- Home
- Commercial Property Guides
- Buying Commercial Property at Auction Guide
- Understanding the Concept of Buying Commercial Property at Auction and its Advantages and Disadvantages
Introduction
When buying a commercial property at auction, it is important to understand both the potential advantages and the risks involved before committing to a bid. Auctions operate differently from traditional private treaty transactions, particularly in terms of legal commitment, transaction speed and preparation requirements. To help you understand how the process works in practice, we have outlined the key benefits and potential disadvantages that buyers should consider when purchasing commercial property at auction.
Commercial property auctions are widely used across the UK for the sale of offices, retail units, industrial buildings, mixed-use properties and development opportunities. Some properties are offered at auction because the seller requires a quick and certain disposal, while others may present complexities that make them less suitable for conventional marketing. For investors and business occupiers who are properly prepared, auctions can provide a structured purchasing environment with clearly defined timescales.
Buying a Commercial Property at Auction and the Advantages Involved
Property auctions have become an increasingly common way to acquire commercial property in recent years, particularly as online and hybrid auction platforms have expanded access to buyers. The process differs significantly from buying a commercial property through an estate agent or commercial property consultant, but it can offer several advantages where buyers are well prepared.
Advantages of buying a commercial property at auction may include:
1. Quick transaction time frame
One of the main advantages of auction purchases is the speed of the transaction. Once the auction hammer falls, contracts are exchanged immediately and the buyer becomes legally committed to complete the purchase. Completion typically takes place within 20 to 28 working days, although the exact period is specified in the legal documentation.
This timescale is considerably shorter than private treaty transactions, which can often take several months. For buyers who require certainty of timing, auctions can therefore be attractive.
2. Potential to acquire property below market value
Commercial properties are sometimes sold at auction because the vendor prioritises speed or certainty over achieving the highest possible price. This can occur in situations such as asset disposals, company restructuring, lender sales or where the property has previously struggled to sell on the open market.
As a result, buyers may occasionally acquire properties at prices below perceived market value. However, any apparent discount often reflects factors such as property condition, lease structure, location risk or required capital expenditure, so careful assessment remains essential.
3. Access to unique or value-add opportunities
Auctions frequently include properties with development potential, refurbishment requirements, vacant possession or short leases. These types of opportunities may not always be widely marketed through traditional agency channels.

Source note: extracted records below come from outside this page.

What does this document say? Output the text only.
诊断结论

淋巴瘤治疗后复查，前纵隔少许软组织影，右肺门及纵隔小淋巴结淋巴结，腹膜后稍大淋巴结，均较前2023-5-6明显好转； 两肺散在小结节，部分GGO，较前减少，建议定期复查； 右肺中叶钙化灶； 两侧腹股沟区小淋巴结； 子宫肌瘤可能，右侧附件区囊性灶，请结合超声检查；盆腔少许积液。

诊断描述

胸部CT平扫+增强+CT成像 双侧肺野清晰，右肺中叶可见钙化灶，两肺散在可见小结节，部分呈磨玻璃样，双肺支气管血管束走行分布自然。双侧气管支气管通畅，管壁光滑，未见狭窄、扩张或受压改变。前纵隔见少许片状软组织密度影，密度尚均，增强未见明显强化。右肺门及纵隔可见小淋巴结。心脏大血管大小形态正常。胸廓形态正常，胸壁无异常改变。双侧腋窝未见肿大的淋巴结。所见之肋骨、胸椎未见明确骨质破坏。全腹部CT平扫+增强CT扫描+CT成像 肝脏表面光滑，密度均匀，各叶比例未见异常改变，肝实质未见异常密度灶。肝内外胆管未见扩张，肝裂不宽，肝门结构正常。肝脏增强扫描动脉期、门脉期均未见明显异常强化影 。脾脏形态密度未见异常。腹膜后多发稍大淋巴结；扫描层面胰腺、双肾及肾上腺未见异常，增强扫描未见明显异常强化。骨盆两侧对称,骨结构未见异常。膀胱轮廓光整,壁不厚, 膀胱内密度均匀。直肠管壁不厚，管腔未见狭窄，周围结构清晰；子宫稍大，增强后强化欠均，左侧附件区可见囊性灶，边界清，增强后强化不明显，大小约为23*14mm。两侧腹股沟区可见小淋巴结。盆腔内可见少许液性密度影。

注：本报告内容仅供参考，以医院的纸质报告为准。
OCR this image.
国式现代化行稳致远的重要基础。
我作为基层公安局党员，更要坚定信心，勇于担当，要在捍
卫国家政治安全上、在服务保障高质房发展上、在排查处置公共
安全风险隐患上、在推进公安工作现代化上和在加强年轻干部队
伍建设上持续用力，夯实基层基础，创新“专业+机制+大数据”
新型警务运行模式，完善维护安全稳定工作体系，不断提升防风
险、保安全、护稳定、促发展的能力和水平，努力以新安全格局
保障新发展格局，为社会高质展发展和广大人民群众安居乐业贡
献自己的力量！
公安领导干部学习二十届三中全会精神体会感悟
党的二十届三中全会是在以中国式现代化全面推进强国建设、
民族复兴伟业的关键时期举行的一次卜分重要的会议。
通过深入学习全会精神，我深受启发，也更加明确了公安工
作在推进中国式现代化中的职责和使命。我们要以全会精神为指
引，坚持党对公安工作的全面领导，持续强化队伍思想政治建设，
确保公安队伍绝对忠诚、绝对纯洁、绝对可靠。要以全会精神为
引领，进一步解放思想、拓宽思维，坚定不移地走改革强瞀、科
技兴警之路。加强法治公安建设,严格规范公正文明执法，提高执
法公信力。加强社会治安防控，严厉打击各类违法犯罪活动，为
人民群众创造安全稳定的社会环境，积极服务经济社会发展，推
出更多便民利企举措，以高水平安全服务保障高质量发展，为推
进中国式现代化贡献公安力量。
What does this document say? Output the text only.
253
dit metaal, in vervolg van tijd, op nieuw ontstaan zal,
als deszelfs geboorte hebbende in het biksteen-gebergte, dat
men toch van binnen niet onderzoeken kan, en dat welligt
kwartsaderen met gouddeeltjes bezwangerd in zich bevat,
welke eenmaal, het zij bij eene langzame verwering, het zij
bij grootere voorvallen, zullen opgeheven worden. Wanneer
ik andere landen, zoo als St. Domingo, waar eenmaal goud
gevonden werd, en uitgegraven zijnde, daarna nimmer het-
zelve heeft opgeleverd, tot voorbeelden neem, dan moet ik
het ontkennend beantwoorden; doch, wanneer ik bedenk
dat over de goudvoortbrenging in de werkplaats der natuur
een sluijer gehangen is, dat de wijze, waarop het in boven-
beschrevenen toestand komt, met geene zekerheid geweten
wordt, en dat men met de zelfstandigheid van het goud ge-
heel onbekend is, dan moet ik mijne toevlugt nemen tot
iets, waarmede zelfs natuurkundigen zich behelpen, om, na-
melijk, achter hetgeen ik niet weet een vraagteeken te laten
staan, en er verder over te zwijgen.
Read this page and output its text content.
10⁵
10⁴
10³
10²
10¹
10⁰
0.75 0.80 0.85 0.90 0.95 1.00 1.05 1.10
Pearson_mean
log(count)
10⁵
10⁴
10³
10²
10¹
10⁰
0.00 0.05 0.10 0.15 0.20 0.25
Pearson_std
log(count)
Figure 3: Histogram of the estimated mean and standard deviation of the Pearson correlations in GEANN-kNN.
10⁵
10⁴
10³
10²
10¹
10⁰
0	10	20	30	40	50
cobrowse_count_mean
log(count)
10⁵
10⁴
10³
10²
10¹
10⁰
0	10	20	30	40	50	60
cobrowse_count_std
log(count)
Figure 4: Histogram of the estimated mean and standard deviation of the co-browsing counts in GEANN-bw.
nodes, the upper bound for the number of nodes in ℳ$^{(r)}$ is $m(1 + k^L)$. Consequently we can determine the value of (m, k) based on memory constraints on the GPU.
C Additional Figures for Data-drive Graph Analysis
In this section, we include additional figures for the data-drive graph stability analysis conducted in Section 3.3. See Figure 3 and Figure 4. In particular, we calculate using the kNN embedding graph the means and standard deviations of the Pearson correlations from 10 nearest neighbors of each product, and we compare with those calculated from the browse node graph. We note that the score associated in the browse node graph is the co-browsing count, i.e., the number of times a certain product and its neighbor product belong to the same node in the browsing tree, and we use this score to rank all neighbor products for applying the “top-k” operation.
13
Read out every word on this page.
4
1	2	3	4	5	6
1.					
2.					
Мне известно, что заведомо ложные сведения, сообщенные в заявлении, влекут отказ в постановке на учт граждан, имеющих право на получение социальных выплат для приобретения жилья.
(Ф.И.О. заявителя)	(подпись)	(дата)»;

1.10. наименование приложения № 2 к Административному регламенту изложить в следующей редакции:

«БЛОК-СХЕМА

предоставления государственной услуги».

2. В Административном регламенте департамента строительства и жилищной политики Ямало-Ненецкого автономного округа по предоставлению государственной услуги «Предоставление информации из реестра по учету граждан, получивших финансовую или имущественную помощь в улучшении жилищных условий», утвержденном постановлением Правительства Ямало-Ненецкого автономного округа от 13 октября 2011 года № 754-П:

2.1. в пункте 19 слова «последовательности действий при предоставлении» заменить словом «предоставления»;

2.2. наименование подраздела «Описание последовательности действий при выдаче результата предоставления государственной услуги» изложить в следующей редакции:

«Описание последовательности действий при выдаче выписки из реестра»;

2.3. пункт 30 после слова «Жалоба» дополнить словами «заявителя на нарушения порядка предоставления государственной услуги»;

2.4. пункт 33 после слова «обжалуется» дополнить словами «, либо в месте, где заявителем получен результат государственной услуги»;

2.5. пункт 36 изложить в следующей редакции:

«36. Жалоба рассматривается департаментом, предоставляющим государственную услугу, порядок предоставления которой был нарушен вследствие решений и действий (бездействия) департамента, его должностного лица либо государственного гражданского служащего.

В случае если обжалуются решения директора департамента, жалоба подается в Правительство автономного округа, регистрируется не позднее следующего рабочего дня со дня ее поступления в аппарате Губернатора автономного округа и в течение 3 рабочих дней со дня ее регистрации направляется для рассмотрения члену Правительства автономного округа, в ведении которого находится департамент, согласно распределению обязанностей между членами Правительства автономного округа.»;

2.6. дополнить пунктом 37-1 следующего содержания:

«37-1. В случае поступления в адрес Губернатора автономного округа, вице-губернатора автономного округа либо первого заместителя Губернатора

For investors seeking properties with asset management potential or repositioning opportunities, auctions can provide access to stock that might otherwise be difficult to source.
4. High degree of certainty
Auction purchases offer a relatively high level of transactional certainty compared with private treaty negotiations. The completion date is clearly defined from the outset, and once contracts are exchanged the seller cannot withdraw.
Buyers also have control over the maximum price they are willing to pay, provided they remain disciplined during bidding. This structured environment can reduce some of the uncertainty associated with conventional property negotiations.
Potential Disadvantages and Risks to Consider
Despite the advantages, buying commercial property at auction also carries risks that buyers should understand before bidding.
Risk of losing your deposit
Because exchange of contracts takes place immediately after a successful bid, buyers must be confident that finance arrangements are secure before participating. A deposit — typically 10% of the purchase price — is payable on the day of the auction.
If the buyer fails to complete the purchase within the specified timeframe, the deposit may be forfeited and additional financial liabilities could arise. This makes advance financial planning essential.
Property condition and refurbishment costs
Many commercial properties sold at auction require refurbishment, compliance upgrades or structural works. Some may have been vacant for extended periods or may not meet modern energy efficiency standards.
Unexpected repair costs can significantly increase the overall investment required, particularly where building services, roofs, or structural elements require attention. Buyers should therefore undertake inspections and, where appropriate, commission surveys before bidding.
For occupiers seeking premises that can be used immediately, an auction property requiring extensive works may not always be suitable.
Summary
Buying commercial property at auction can offer speed, certainty and access to opportunities that may not be available through traditional channels. However, the legal commitment involved and the potential risks mean that preparation and due diligence are essential before bidding.
Understanding both the advantages and disadvantages allows buyers to make informed decisions and determine whether purchasing at auction is the right approach for their circumstances.